Descriptive stats 2
Measures of spread (5 number summary)
Here we are trying to figure how spread out the data is. Two given set data may have same mean but have different min and max.
Histogram is useful for this
5 number summary =>
first quartile (median of data on left side of main median),
second quartile (median) ,
third quartile (median of data on right side of main median),
Standard deviation -
Measure spread of data set with a single value
it tells us, on average how much each item varies from the mean.
For example when looking at sets of prices of 2 different stocks, the set where the standard deviation is higher is considered riskier since the instances seem to fluctuate rapidly between more than one extremes hence signifying risk.
Shape of our data
5 tips for first view understanding of data
- plot the data
- deal with the outliers (may need domain expertise)
- You can fully describe a normally distributed data with mean and standard deviation
- for skewed data you will need 5 number summary to describe it correctly
Descriptive vs inferential statistics
Descriptive statistics is about describing the data we have.
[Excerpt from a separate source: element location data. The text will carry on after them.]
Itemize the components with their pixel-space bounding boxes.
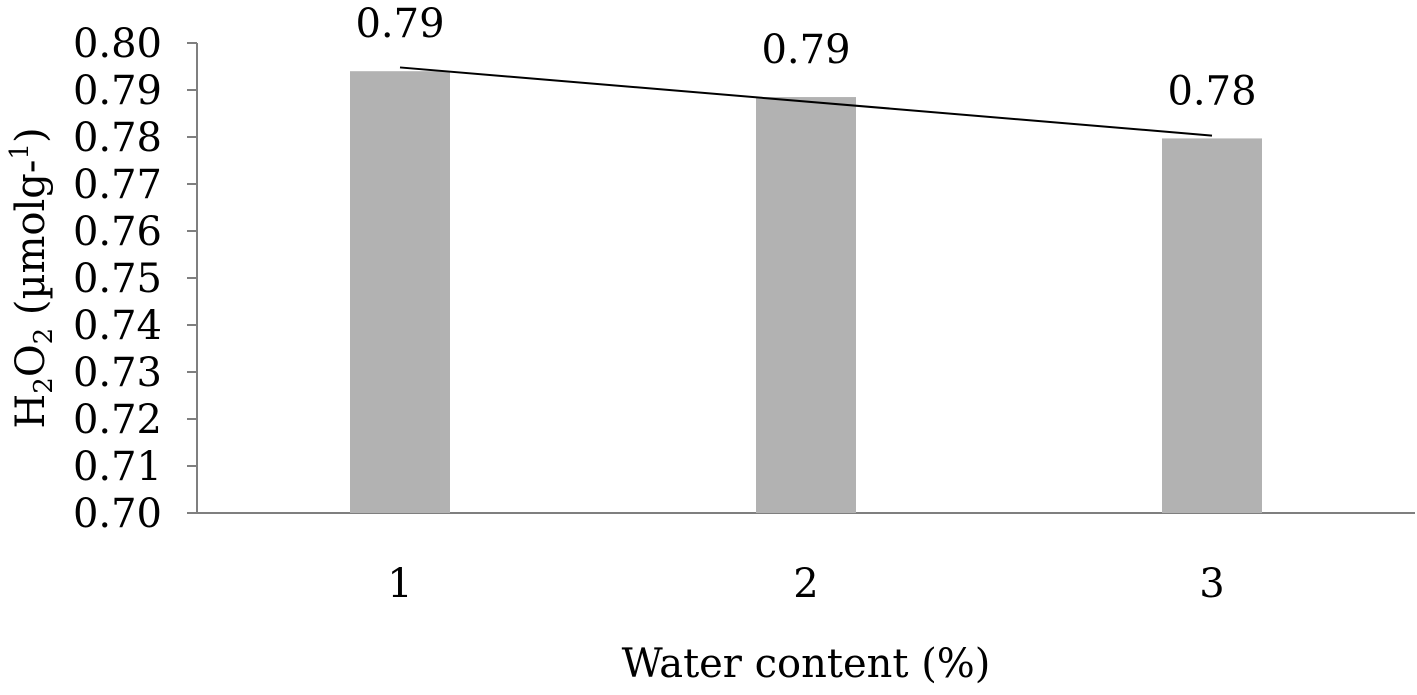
y-tick-label: 0.75 (73, 256, 162, 302)
y-tick-label: 0.77 (73, 162, 162, 208)
y-title-sub1: 2 (29, 377, 59, 394)
y-title-sup: 1 (5, 143, 35, 160)
y-tick-label: 0.76 (73, 209, 162, 255)
y-tick-label: 0.80 (73, 21, 162, 67)
tick-labels: 0.700.710.720.730.740.750.760.770.780.79… (73, 21, 1225, 607)
data-labels: 0.79 0.79 0.78 (355, 1, 1256, 114)
y-axis-title: H2O2 (µmolg-1) (5, 127, 59, 428)
x-tick-label: 1 (387, 561, 412, 607)
data-label: 0.79 (761, 27, 850, 73)
y-title-rest: (µmolg- (8, 160, 54, 328)
x-tick-label: 2 (793, 561, 818, 607)
y-tick-label: 0.72 (73, 397, 162, 443)
bar (1162, 138, 1262, 513)
y-tick-label: 0.74 (73, 303, 162, 349)
x-axis-title: Water content (%) (622, 641, 991, 687)
bar (350, 71, 450, 513)
y-tick-label: 0.71 (73, 444, 162, 490)
data-label: 0.79 (355, 1, 444, 47)
y-title-end: ) (8, 127, 54, 143)
x-tick-label: 3 (1199, 561, 1224, 607)
bar (756, 97, 856, 514)
y-tick-label: 0.79 (73, 68, 162, 114)
y-tick-label: 0.73 (73, 350, 162, 396)
y-tick-label: 0.78 (73, 115, 162, 161)
y-title-sub2: 2 (29, 328, 59, 345)
y-title-base: H (8, 394, 54, 429)
y-title-mid: O (8, 344, 54, 377)
y-tick-label: 0.70 (73, 491, 162, 537)
trendline-group (399, 66, 1213, 137)
data-label: 0.78 (1167, 68, 1256, 114)
bars (350, 71, 1262, 514)
trendline (399, 66, 1213, 137)
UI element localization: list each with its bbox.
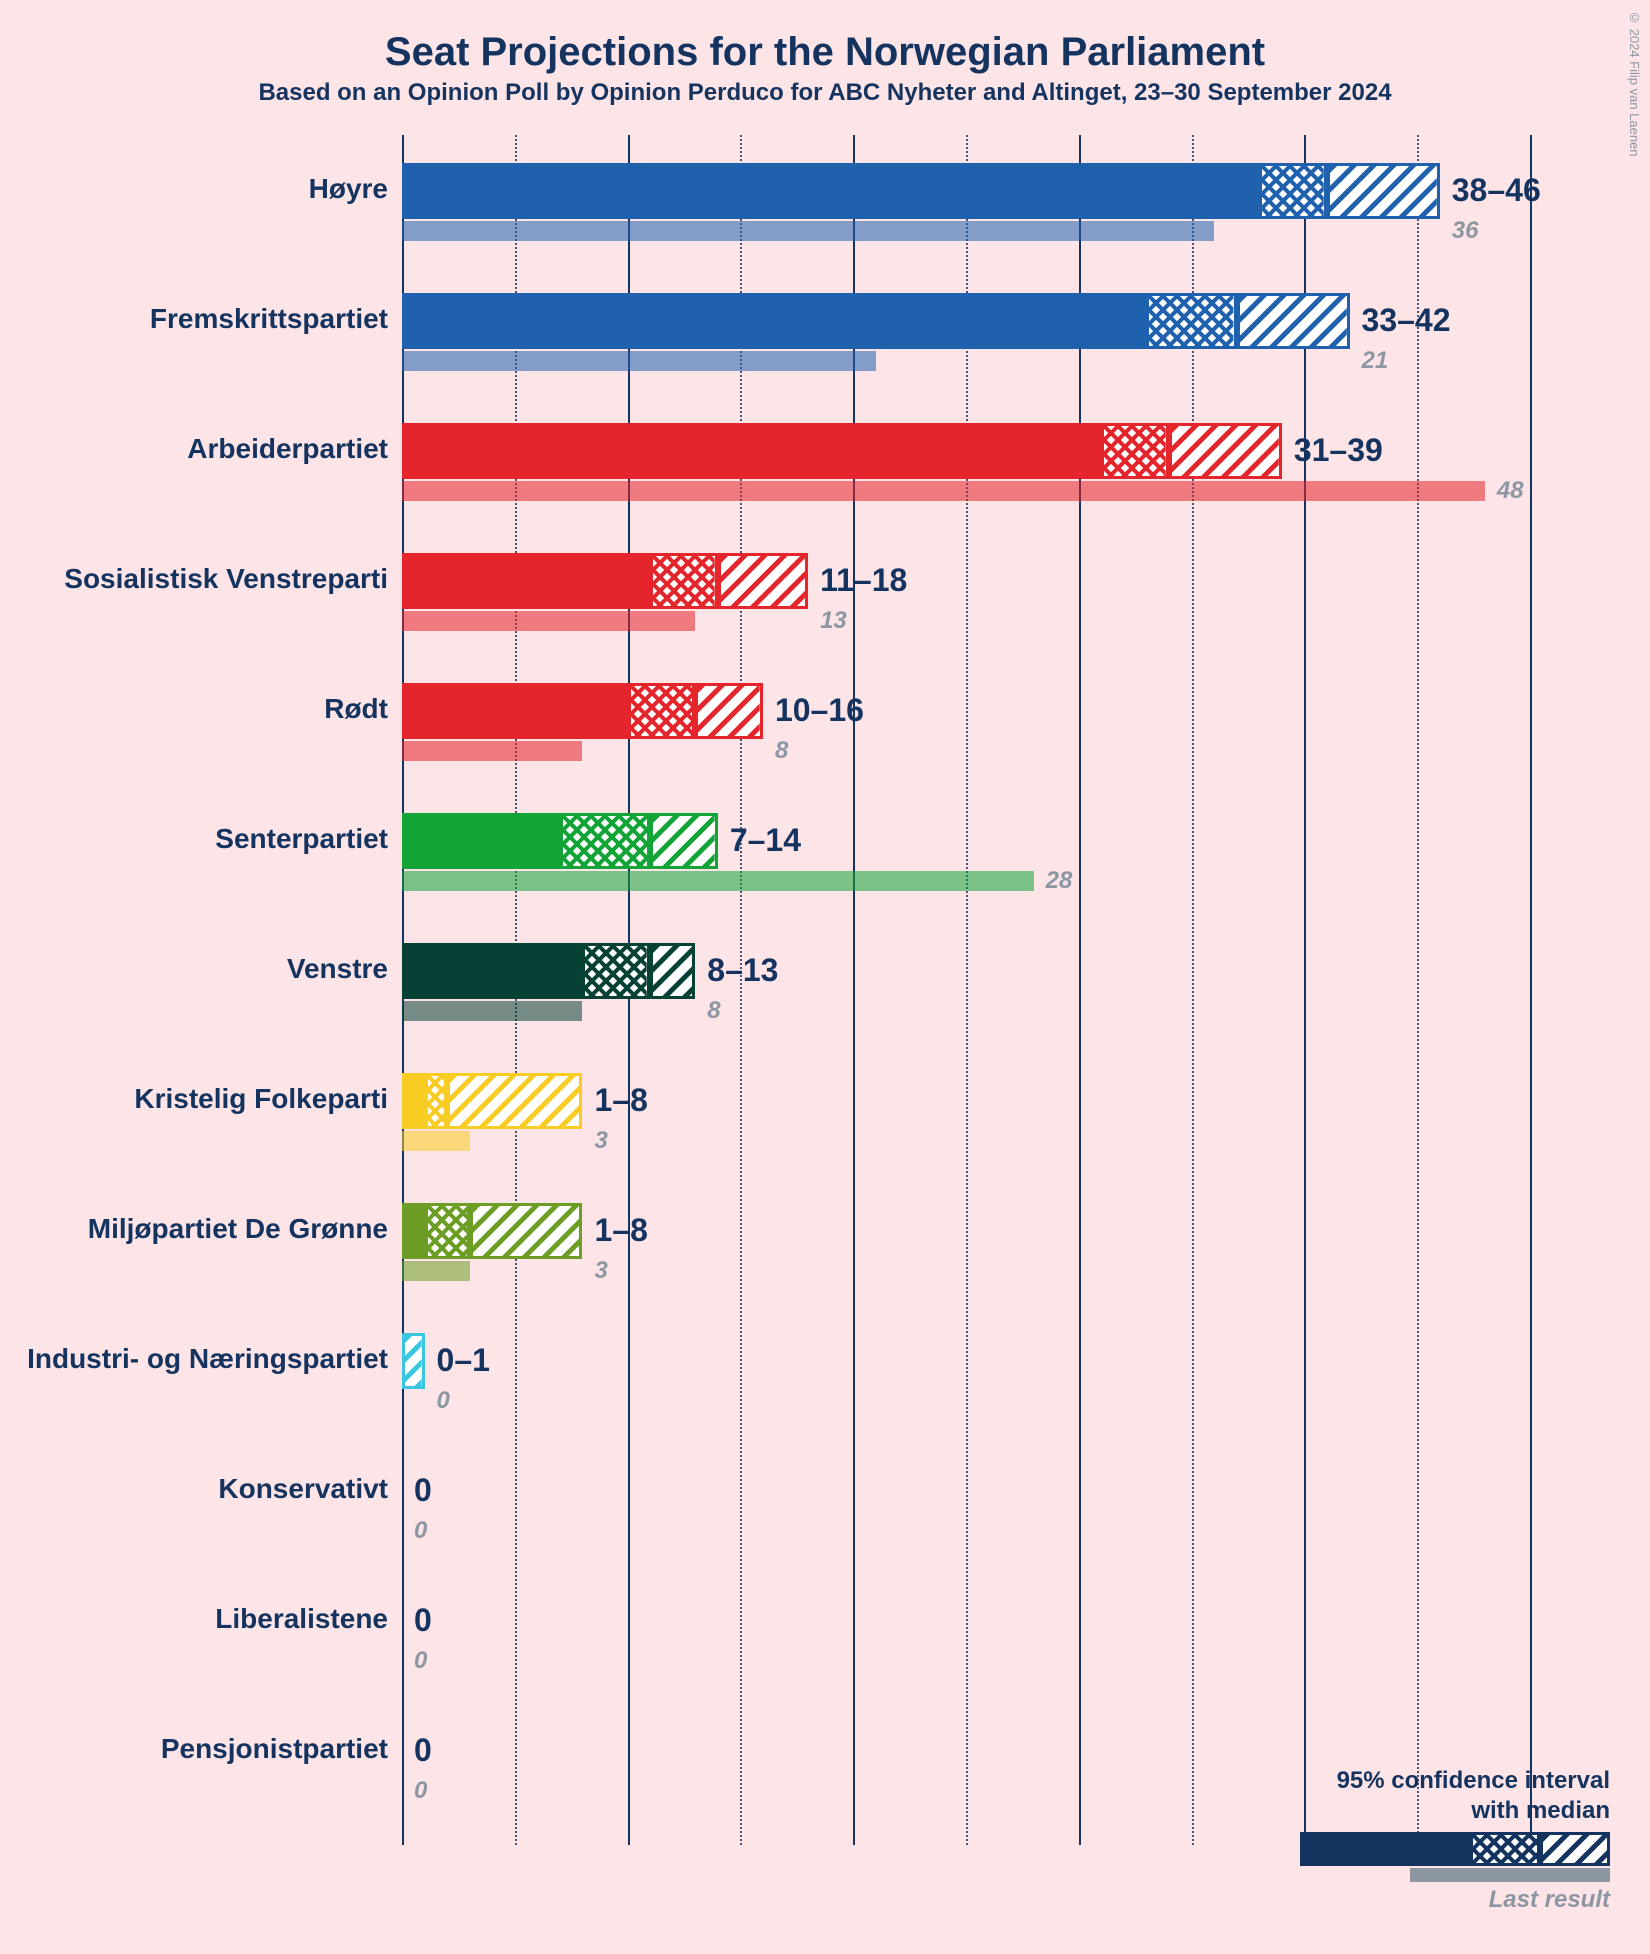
- chart-area: Høyre 38–46 36 Fremskrittspartiet 33–42 21 Arb…: [0, 135, 1650, 1915]
- last-result-label: 8: [707, 997, 720, 1025]
- range-label: 11–18: [820, 562, 907, 599]
- legend-ci-line1: 95% confidence interval: [1300, 1766, 1610, 1796]
- bar-ci-cross: [628, 683, 696, 739]
- bar-last-result: [402, 611, 695, 631]
- last-result-label: 36: [1452, 217, 1479, 245]
- bar-ci-cross: [650, 553, 718, 609]
- chart-title: Seat Projections for the Norwegian Parli…: [0, 0, 1650, 75]
- last-result-label: 3: [594, 1127, 607, 1155]
- last-result-label: 48: [1497, 477, 1524, 505]
- last-result-label: 13: [820, 607, 847, 635]
- bar-ci-solid: [402, 293, 1146, 349]
- range-label: 31–39: [1294, 432, 1383, 469]
- bar-ci-solid: [402, 553, 650, 609]
- bar-last-result: [402, 871, 1034, 891]
- chart-subtitle: Based on an Opinion Poll by Opinion Perd…: [0, 79, 1650, 107]
- range-label: 0: [414, 1732, 432, 1769]
- party-label: Sosialistisk Venstreparti: [64, 563, 388, 595]
- legend: 95% confidence interval with median Last…: [1300, 1766, 1610, 1914]
- bar-ci-diag: [402, 1333, 425, 1389]
- bar-ci-diag: [650, 813, 718, 869]
- party-label: Høyre: [309, 173, 388, 205]
- bar-ci-solid: [402, 1073, 425, 1129]
- range-label: 1–8: [594, 1212, 647, 1249]
- bar-ci-diag: [650, 943, 695, 999]
- last-result-label: 0: [414, 1647, 427, 1675]
- bar-ci-diag: [470, 1203, 583, 1259]
- last-result-label: 0: [437, 1387, 450, 1415]
- gridline-minor: [740, 135, 742, 1845]
- bar-ci-cross: [1146, 293, 1236, 349]
- bar-last-result: [402, 221, 1214, 241]
- bar-ci-cross: [425, 1203, 470, 1259]
- bar-ci-diag: [1237, 293, 1350, 349]
- party-label: Senterpartiet: [215, 823, 388, 855]
- party-label: Konservativt: [218, 1473, 388, 1505]
- bar-ci-solid: [402, 683, 628, 739]
- bar-ci-solid: [402, 943, 582, 999]
- range-label: 38–46: [1452, 172, 1541, 209]
- legend-ci-line2: with median: [1300, 1796, 1610, 1826]
- last-result-label: 21: [1362, 347, 1389, 375]
- bar-last-result: [402, 1001, 582, 1021]
- party-label: Arbeiderpartiet: [187, 433, 388, 465]
- bar-ci-cross: [582, 943, 650, 999]
- party-label: Kristelig Folkeparti: [134, 1083, 388, 1115]
- bar-last-result: [402, 1131, 470, 1151]
- bar-ci-solid: [402, 423, 1101, 479]
- gridline-major: [1304, 135, 1306, 1845]
- bar-ci-diag: [718, 553, 808, 609]
- legend-ci-bar: [1300, 1832, 1610, 1866]
- bar-last-result: [402, 1261, 470, 1281]
- bar-last-result: [402, 351, 876, 371]
- bar-ci-solid: [402, 1203, 425, 1259]
- legend-last-bar: [1410, 1868, 1610, 1882]
- last-result-label: 3: [594, 1257, 607, 1285]
- party-label: Pensjonistpartiet: [161, 1733, 388, 1765]
- party-label: Fremskrittspartiet: [150, 303, 388, 335]
- last-result-label: 8: [775, 737, 788, 765]
- range-label: 8–13: [707, 952, 778, 989]
- party-label: Rødt: [324, 693, 388, 725]
- bar-last-result: [402, 741, 582, 761]
- range-label: 7–14: [730, 822, 801, 859]
- gridline-minor: [966, 135, 968, 1845]
- party-label: Venstre: [287, 953, 388, 985]
- last-result-label: 28: [1046, 867, 1073, 895]
- range-label: 10–16: [775, 692, 864, 729]
- gridline-major: [1530, 135, 1532, 1845]
- gridline-major: [1079, 135, 1081, 1845]
- range-label: 0–1: [437, 1342, 490, 1379]
- bar-ci-cross: [425, 1073, 448, 1129]
- last-result-label: 0: [414, 1777, 427, 1805]
- last-result-label: 0: [414, 1517, 427, 1545]
- bar-ci-diag: [1169, 423, 1282, 479]
- party-label: Liberalistene: [215, 1603, 388, 1635]
- bar-ci-solid: [402, 813, 560, 869]
- bar-ci-diag: [447, 1073, 582, 1129]
- bar-ci-cross: [1259, 163, 1327, 219]
- gridline-major: [853, 135, 855, 1845]
- party-label: Miljøpartiet De Grønne: [88, 1213, 388, 1245]
- gridline-minor: [1192, 135, 1194, 1845]
- bar-ci-diag: [1327, 163, 1440, 219]
- party-label: Industri- og Næringspartiet: [27, 1343, 388, 1375]
- bar-last-result: [402, 481, 1485, 501]
- bar-ci-solid: [402, 163, 1259, 219]
- range-label: 0: [414, 1472, 432, 1509]
- gridline-minor: [1417, 135, 1419, 1845]
- range-label: 33–42: [1362, 302, 1451, 339]
- range-label: 0: [414, 1602, 432, 1639]
- legend-last-text: Last result: [1300, 1886, 1610, 1914]
- bar-ci-cross: [1101, 423, 1169, 479]
- bar-ci-diag: [695, 683, 763, 739]
- bar-ci-cross: [560, 813, 650, 869]
- range-label: 1–8: [594, 1082, 647, 1119]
By itself the data is just a bunch of numbers sitting in a grid. Think of it like very first scientists naming the solar system, making sense of the universe as they went about discovering it.
Inferential statistics on the other hand is about drawing conclusions from the data. Perhaps even foretelling trends from the patterns you find in hidden in the data. Kinda like predicting the next solar storm or maybe even doomsday.
It is about drawing conclusions about the entire universe (which we cannot survey) from the data that we gathered from our sample set of planets (that we can survey).